My right hon. and learned Friend the Member for Folkestone and Hythe comprehensively demolished the Home Secretary's argument that the new right of appeal is some sort of magic ingredient. It existed in 1997, but the shadow Home Secretary then, now the Home Secretary, did not even bother to mention it in his response.
Mr. Hogg:
I accept that the point that I am about to make could be debated, but when the last general election took place, the electorate judging the Labour party's position would have done so on the present Home Secretary's then stance, which was hostile to the proposal. Not only was the Bill not in the manifesto, but the electorate would have assumed from the posture adopted by the Home Secretary at that time that it would never be introduced.
Mr. Clappison:
My right hon. and learned Friend is right. There is no way that the Home Secretary can rebut the criticism made by my right hon. and learned Friend the Member for Folkestone and Hythe.
The Home Secretary is entitled to say that he has changed his mind, but he cannot convincingly rebut the criticism that he has not been consistent and that he has been opportunistic. I wait to hear from him any new evidence in support of the complete volte-face that has taken place since 1997.
I am not attracted by the argument on savings. No doubt the Home Secretary was aware in 1997 that there would have been savings. The argument is flawed and doubtful. There will be delays and additional expense as a result of the new right of appeal, and the magistrates court system will become clogged up. I place no trust in the estimates given by the Government.
I do not like the argument, anyway. The Government are telling us that the price of law and order is the curtailment of freedom--we can have a properly staffed police force, but only if the Government save money by doing away with one of our rights. Without being partisan, I do not think that the Home Secretary and the Government are best placed to present arguments about police numbers and police forces, especially in respect of my constituency, after the terrible problems that we have experienced in Hertford--but I shall not go down that road.
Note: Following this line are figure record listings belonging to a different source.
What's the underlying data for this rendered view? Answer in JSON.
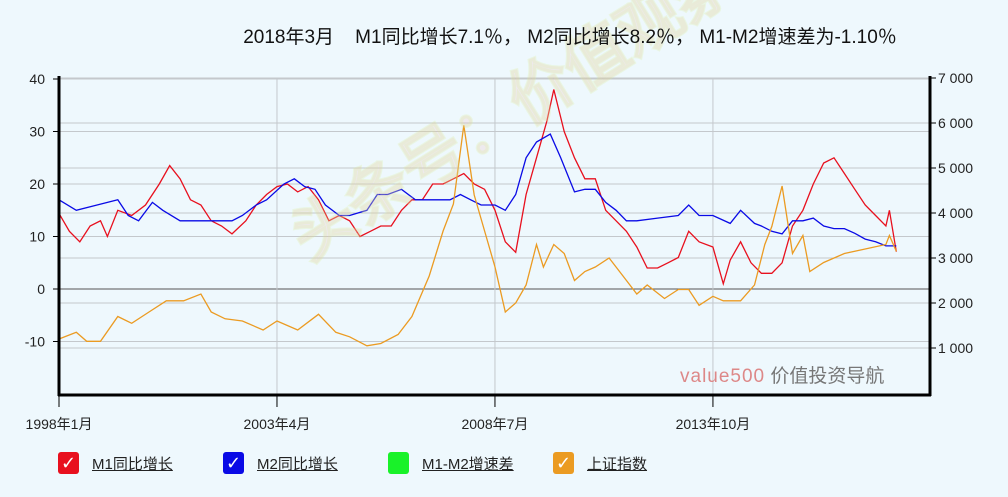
{
  "title": "2018年3月    M1同比增长7.1％， M2同比增长8.2％， M1-M2增速差为-1.10％",
  "watermark": {
    "brand": "value500",
    "text": "价值投资导航",
    "overlay": "头条号：价值观察"
  },
  "legend": [
    {
      "label": "M1同比增长",
      "color": "#e8101e",
      "checked": true
    },
    {
      "label": "M2同比增长",
      "color": "#0a0ae6",
      "checked": true
    },
    {
      "label": "M1-M2增速差",
      "color": "#19f229",
      "checked": false
    },
    {
      "label": "上证指数",
      "color": "#eb9b22",
      "checked": true
    }
  ],
  "chart_data": {
    "type": "line",
    "title": "2018年3月    M1同比增长7.1％， M2同比增长8.2％， M1-M2增速差为-1.10％",
    "x_range": [
      "1998-01",
      "2018-03"
    ],
    "x_ticks": [
      {
        "date": "1998-01",
        "label": "1998年1月"
      },
      {
        "date": "2003-04",
        "label": "2003年4月"
      },
      {
        "date": "2008-07",
        "label": "2008年7月"
      },
      {
        "date": "2013-10",
        "label": "2013年10月"
      }
    ],
    "y_left": {
      "range": [
        -20,
        40
      ],
      "ticks": [
        40,
        30,
        20,
        10,
        0,
        -10
      ]
    },
    "y_right": {
      "range": [
        0,
        7000
      ],
      "ticks": [
        7000,
        6000,
        5000,
        4000,
        3000,
        2000,
        1000
      ],
      "tick_labels": [
        "7 000",
        "6 000",
        "5 000",
        "4 000",
        "3 000",
        "2 000",
        "1 000"
      ]
    },
    "grid": true,
    "legend_position": "bottom",
    "series": [
      {
        "name": "M1同比增长",
        "axis": "left",
        "color": "#e8101e",
        "points": [
          [
            "1998-01",
            14.4
          ],
          [
            "1998-04",
            11
          ],
          [
            "1998-07",
            9
          ],
          [
            "1998-10",
            12
          ],
          [
            "1999-01",
            13
          ],
          [
            "1999-03",
            10
          ],
          [
            "1999-06",
            15
          ],
          [
            "1999-10",
            14
          ],
          [
            "2000-02",
            16
          ],
          [
            "2000-06",
            20
          ],
          [
            "2000-09",
            23.5
          ],
          [
            "2000-12",
            21
          ],
          [
            "2001-03",
            17
          ],
          [
            "2001-06",
            16
          ],
          [
            "2001-09",
            13
          ],
          [
            "2001-12",
            12
          ],
          [
            "2002-03",
            10.5
          ],
          [
            "2002-07",
            13
          ],
          [
            "2002-10",
            16
          ],
          [
            "2003-01",
            18
          ],
          [
            "2003-04",
            19.5
          ],
          [
            "2003-07",
            20
          ],
          [
            "2003-10",
            18.5
          ],
          [
            "2004-01",
            19.5
          ],
          [
            "2004-04",
            17
          ],
          [
            "2004-07",
            13
          ],
          [
            "2004-10",
            14
          ],
          [
            "2005-01",
            13
          ],
          [
            "2005-04",
            10
          ],
          [
            "2005-07",
            11
          ],
          [
            "2005-10",
            12
          ],
          [
            "2006-01",
            12
          ],
          [
            "2006-04",
            15
          ],
          [
            "2006-07",
            17
          ],
          [
            "2006-10",
            17
          ],
          [
            "2007-01",
            20
          ],
          [
            "2007-04",
            20
          ],
          [
            "2007-07",
            21
          ],
          [
            "2007-10",
            22
          ],
          [
            "2008-01",
            20
          ],
          [
            "2008-04",
            19
          ],
          [
            "2008-07",
            15
          ],
          [
            "2008-10",
            9
          ],
          [
            "2009-01",
            7
          ],
          [
            "2009-04",
            18
          ],
          [
            "2009-07",
            25
          ],
          [
            "2009-10",
            32
          ],
          [
            "2009-12",
            38
          ],
          [
            "2010-03",
            30
          ],
          [
            "2010-06",
            25
          ],
          [
            "2010-09",
            21
          ],
          [
            "2010-12",
            21
          ],
          [
            "2011-03",
            15
          ],
          [
            "2011-06",
            13
          ],
          [
            "2011-09",
            11
          ],
          [
            "2011-12",
            8
          ],
          [
            "2012-03",
            4
          ],
          [
            "2012-06",
            4
          ],
          [
            "2012-09",
            5
          ],
          [
            "2012-12",
            6
          ],
          [
            "2013-03",
            11
          ],
          [
            "2013-06",
            9
          ],
          [
            "2013-10",
            8
          ],
          [
            "2014-01",
            1
          ],
          [
            "2014-03",
            5.5
          ],
          [
            "2014-06",
            9
          ],
          [
            "2014-09",
            5
          ],
          [
            "2014-12",
            3
          ],
          [
            "2015-03",
            3
          ],
          [
            "2015-06",
            5
          ],
          [
            "2015-09",
            12
          ],
          [
            "2015-12",
            15
          ],
          [
            "2016-03",
            20
          ],
          [
            "2016-06",
            24
          ],
          [
            "2016-09",
            25
          ],
          [
            "2016-12",
            22
          ],
          [
            "2017-03",
            19
          ],
          [
            "2017-06",
            16
          ],
          [
            "2017-09",
            14
          ],
          [
            "2017-12",
            12
          ],
          [
            "2018-01",
            15
          ],
          [
            "2018-03",
            7.1
          ]
        ]
      },
      {
        "name": "M2同比增长",
        "axis": "left",
        "color": "#0a0ae6",
        "points": [
          [
            "1998-01",
            17
          ],
          [
            "1998-06",
            15
          ],
          [
            "1998-12",
            16
          ],
          [
            "1999-06",
            17
          ],
          [
            "1999-09",
            14
          ],
          [
            "1999-12",
            13
          ],
          [
            "2000-04",
            16.5
          ],
          [
            "2000-07",
            15
          ],
          [
            "2000-12",
            13
          ],
          [
            "2001-06",
            13
          ],
          [
            "2001-12",
            13
          ],
          [
            "2002-03",
            13
          ],
          [
            "2002-06",
            14
          ],
          [
            "2002-10",
            16
          ],
          [
            "2003-01",
            17
          ],
          [
            "2003-06",
            20
          ],
          [
            "2003-09",
            21
          ],
          [
            "2003-12",
            19.5
          ],
          [
            "2004-03",
            19
          ],
          [
            "2004-06",
            16
          ],
          [
            "2004-10",
            14
          ],
          [
            "2005-01",
            14
          ],
          [
            "2005-06",
            15
          ],
          [
            "2005-09",
            18
          ],
          [
            "2005-12",
            18
          ],
          [
            "2006-04",
            19
          ],
          [
            "2006-08",
            17
          ],
          [
            "2006-12",
            17
          ],
          [
            "2007-03",
            17
          ],
          [
            "2007-06",
            17
          ],
          [
            "2007-09",
            18
          ],
          [
            "2007-12",
            17
          ],
          [
            "2008-03",
            16
          ],
          [
            "2008-07",
            16
          ],
          [
            "2008-10",
            15
          ],
          [
            "2009-01",
            18
          ],
          [
            "2009-04",
            25
          ],
          [
            "2009-07",
            28
          ],
          [
            "2009-11",
            29.5
          ],
          [
            "2010-02",
            25
          ],
          [
            "2010-06",
            18.5
          ],
          [
            "2010-09",
            19
          ],
          [
            "2010-12",
            19
          ],
          [
            "2011-03",
            16.5
          ],
          [
            "2011-06",
            15
          ],
          [
            "2011-09",
            13
          ],
          [
            "2011-12",
            13
          ],
          [
            "2012-06",
            13.5
          ],
          [
            "2012-12",
            14
          ],
          [
            "2013-03",
            16
          ],
          [
            "2013-06",
            14
          ],
          [
            "2013-10",
            14
          ],
          [
            "2014-03",
            12.5
          ],
          [
            "2014-06",
            15
          ],
          [
            "2014-10",
            12.5
          ],
          [
            "2014-12",
            12
          ],
          [
            "2015-03",
            11
          ],
          [
            "2015-06",
            10.5
          ],
          [
            "2015-09",
            13
          ],
          [
            "2015-12",
            13
          ],
          [
            "2016-03",
            13.5
          ],
          [
            "2016-06",
            12
          ],
          [
            "2016-09",
            11.5
          ],
          [
            "2016-12",
            11.5
          ],
          [
            "2017-03",
            10.6
          ],
          [
            "2017-06",
            9.5
          ],
          [
            "2017-09",
            9
          ],
          [
            "2017-12",
            8.2
          ],
          [
            "2018-03",
            8.2
          ]
        ]
      },
      {
        "name": "M1-M2增速差",
        "axis": "left",
        "color": "#19f229",
        "visible": false,
        "points": []
      },
      {
        "name": "上证指数",
        "axis": "right",
        "color": "#eb9b22",
        "points": [
          [
            "1998-01",
            1200
          ],
          [
            "1998-06",
            1350
          ],
          [
            "1998-09",
            1150
          ],
          [
            "1999-01",
            1150
          ],
          [
            "1999-06",
            1700
          ],
          [
            "1999-10",
            1550
          ],
          [
            "2000-03",
            1800
          ],
          [
            "2000-08",
            2050
          ],
          [
            "2001-01",
            2050
          ],
          [
            "2001-06",
            2200
          ],
          [
            "2001-09",
            1800
          ],
          [
            "2002-01",
            1650
          ],
          [
            "2002-06",
            1600
          ],
          [
            "2002-12",
            1400
          ],
          [
            "2003-04",
            1600
          ],
          [
            "2003-10",
            1400
          ],
          [
            "2004-04",
            1750
          ],
          [
            "2004-09",
            1350
          ],
          [
            "2005-01",
            1250
          ],
          [
            "2005-06",
            1050
          ],
          [
            "2005-10",
            1100
          ],
          [
            "2006-03",
            1300
          ],
          [
            "2006-07",
            1700
          ],
          [
            "2006-12",
            2600
          ],
          [
            "2007-04",
            3600
          ],
          [
            "2007-07",
            4200
          ],
          [
            "2007-10",
            5950
          ],
          [
            "2008-01",
            4400
          ],
          [
            "2008-04",
            3600
          ],
          [
            "2008-07",
            2800
          ],
          [
            "2008-10",
            1800
          ],
          [
            "2009-01",
            2000
          ],
          [
            "2009-04",
            2400
          ],
          [
            "2009-07",
            3300
          ],
          [
            "2009-09",
            2800
          ],
          [
            "2009-12",
            3300
          ],
          [
            "2010-03",
            3100
          ],
          [
            "2010-06",
            2500
          ],
          [
            "2010-09",
            2700
          ],
          [
            "2010-12",
            2800
          ],
          [
            "2011-04",
            3000
          ],
          [
            "2011-08",
            2600
          ],
          [
            "2011-12",
            2200
          ],
          [
            "2012-03",
            2400
          ],
          [
            "2012-08",
            2100
          ],
          [
            "2012-12",
            2300
          ],
          [
            "2013-03",
            2300
          ],
          [
            "2013-06",
            1950
          ],
          [
            "2013-10",
            2150
          ],
          [
            "2014-01",
            2050
          ],
          [
            "2014-06",
            2050
          ],
          [
            "2014-10",
            2400
          ],
          [
            "2015-01",
            3300
          ],
          [
            "2015-03",
            3700
          ],
          [
            "2015-06",
            4600
          ],
          [
            "2015-09",
            3100
          ],
          [
            "2015-12",
            3500
          ],
          [
            "2016-02",
            2700
          ],
          [
            "2016-06",
            2900
          ],
          [
            "2016-12",
            3100
          ],
          [
            "2017-06",
            3200
          ],
          [
            "2017-12",
            3300
          ],
          [
            "2018-01",
            3500
          ],
          [
            "2018-03",
            3150
          ]
        ]
      }
    ]
  }
}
The line of argument pursued by the Government is not an attractive one. We have heard the argument before that the price of law and order is the curtailment of freedom, and we know where it eventually leads. It is a dangerous argument.
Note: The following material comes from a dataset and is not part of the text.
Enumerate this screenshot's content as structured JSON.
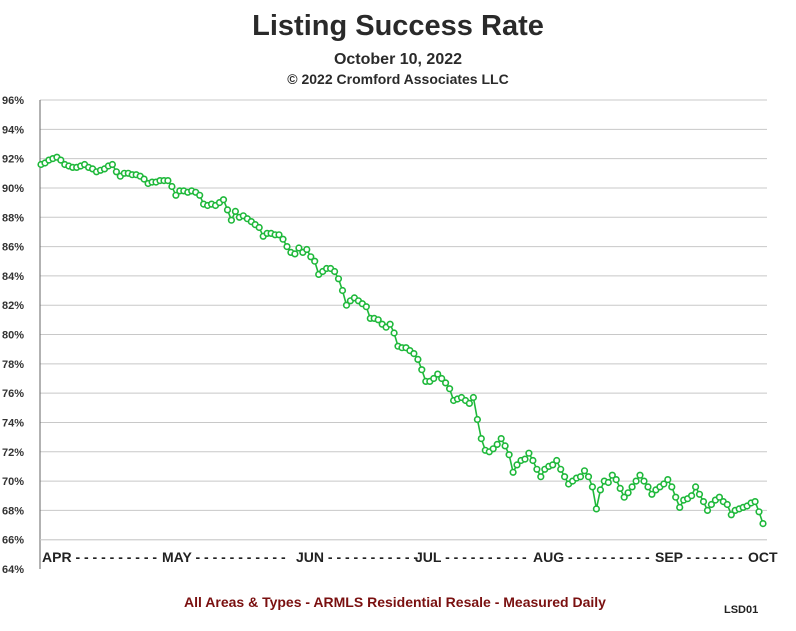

The Home Secretary got off to a bad start by having to perform a complete volte-face, but matters have got worse since then because of the way in which the Government have introduced the legislation. By trying to address the problem of reputation, which is a real problem, the Government got into trouble and were criticised for creating a two-tier system of justice. Some legitimate criticisms were made in that regard.
The solution to the problem is even worse. Under clause 1(2)(b), the court may not take into account the circumstances of the accused. That means that reputation cannot be taken into account. As my right hon. and learned Friend the Member for Folkestone and Hythe made clear, that is extremely damaging. It is inevitable that men and women of good character, whose reputation and livelihood will be at stake, will be deprived of the right to trial by jury--just the sort of people who many members of the public would think should have the right to a trial by jury, if they so wish.
Mr. David Taylor:
I thank the hon. Gentleman for giving way. Can he adduce evidence to demonstrate that the prospect of such a defendant obtaining justice in the Crown court is greater in each-way cases than in a magistrates court? If he has, he should tell the House.